Professore, come reagisce al messaggio di Benedetto XVI?

Mi hanno colpito i due temi centrali: il concetto di creatura e il suo nesso con l’infinito. Questi aspetti teologici il Pontefice li tratta da par suo. Mi ha ugulamente colpito il suo monito a stare attenti ai falsi infiniti, ed è su questo che vorrei fermarmi. Il Papa li indica tutti, in modo esemplare, comprese le «tecnologie totalizzanti». C’è però un vero infinito che mi permetto di richiamare.



Quale?

Quell’infinito incarnato nel finito che è il mondo dell’arte. Essa ha sempre cercato, attraverso la finitezza della sua espressione, il trascendimento della realtà. In fondo l’arte ha sempre avuto questo significato di costruzione di un senso, di oltrepassamento del niente caduco delle cose presenti. Tranne che nella nostra contemporaneità: da cui la «cattiva» infinitezza di molta arte dei nostri giorni. Ma in quanto è trascendimento e ricerca di una espressione di bellezza che testimonia il significato dell’esistenza, è la più potente espressione antinichilista creata dall’uomo.



«Parlare dell’uomo e del suo anelito all’infinito significa innanzitutto riconoscere il suo rapporto costitutivo con il Creatore». Il papa parla solo ai credenti oppure a tutti gli uomini?

Quello che dice Benedetto XVI ha una pretesa universale nel momento in cui il legame con l’infinito è desiderio di costruzione di un senso. Se lo dimentico, mi perdo.

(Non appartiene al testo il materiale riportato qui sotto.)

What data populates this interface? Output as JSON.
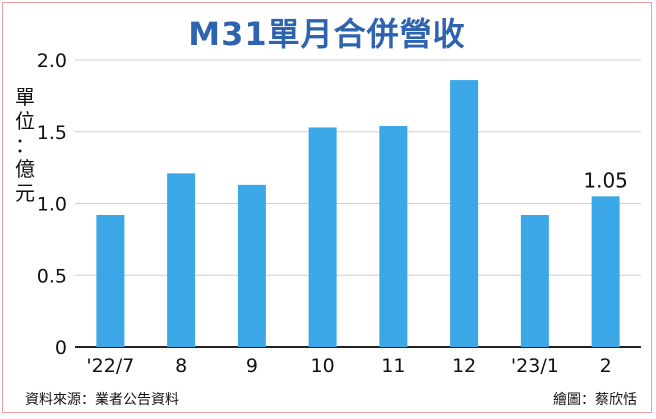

La vera malattia spirituale del nostro tempo è il nichilismo, la tesi che il tutto e il niente coincidono. Allora, diviene importante capire quali sono le opere dell’uomo che possono avvicinarsi all’infinito. Non è casuale che proprio attraverso la cultura cristiana si definisca nel primo medioevo la nozione di opera. L’uomo fa belle le cose perché nel fare belle le proprie opere – nel farle con arte, appunto – si avvicina all’opera di Dio.

E oggi?

Oggi molto spesso l’agire umano è orfano dell’infinito. Pensiamo al mondo della finanza e di certa economia, che ha la sua finalità in se stesso. Non dice mai il significato di quella determinata operazione, si chiude nella sua autoreferenzialità.

Del rapporto che l’uomo intrattiene col Creatore, Benedetto XVI dice che è «una forma impressa col fuoco nell’anima». Lei come si sente personalmente interrogato da questa «ipotesi»?

La vera domanda esistenziale è quella che rimanda al senso dell’infinito. Io credo che qualunque persona che abbia una sensibilità che va al di là della pura e semplice materialità della sua esistenza, inevitabilmente percepisca il legame con l’infinito come costitutivo. Questa tensione all’infinito è primigenia, appartiene al bambino. Forse, anzi, la diseducazione dei bambini è all’origine di quella negazione che arriverà più tardi. 

Finito e infinito non sono rimasti estranei. «Il Dio eterno e infinito ha lasciato il suo Cielo ed è entrato nel tempo, si è immerso nella finitezza umana» scrive Benedetto XVI. 

Non mi sento di intervenire su questo. Posso dire, da laico, che il sentimento religioso è quello stato d’animo che porta sempre l’uomo a conoscere il limiti della sua finitezza. Quando non c’è sentimento religioso, allora prevale una propria, autoritaria, dimensione finita. È l’idea dell’autosufficienza dell’uomo, della sua pretesa e illusoria onnipotenza.

Lei prima ha citato la finanza. La politica oggi ha bisogno dell’infinito?

Avrebbe bisogno di comprendere che i problemi non possono essere considerati soltanto fine a se stessi, ma devono avere una proiezione, un progetto, indicare una vita possibile. Se questo manca, tutto quello che fa si chiude in se stesso. Ma questo avviene per tutte quelle che Benedetto Croce chiamava pseudoscienze. L’economia è una di queste. Prive di un’apertura che può derivar loro solamente dalla dimensione etica, diventano nulla.

E la tecnica?

Le biotecnologie sono oggi quel mondo di cui il Pontefice parla come di un falso infinito. Quando, ancora una volta, le tecnologie non sono al servizio dell’uomo, lo asserviscono, illudendolo di essere onnipotente. L’esito è quello che vediamo: l’uomo oggetto di manipolazione nel suo stesso essere.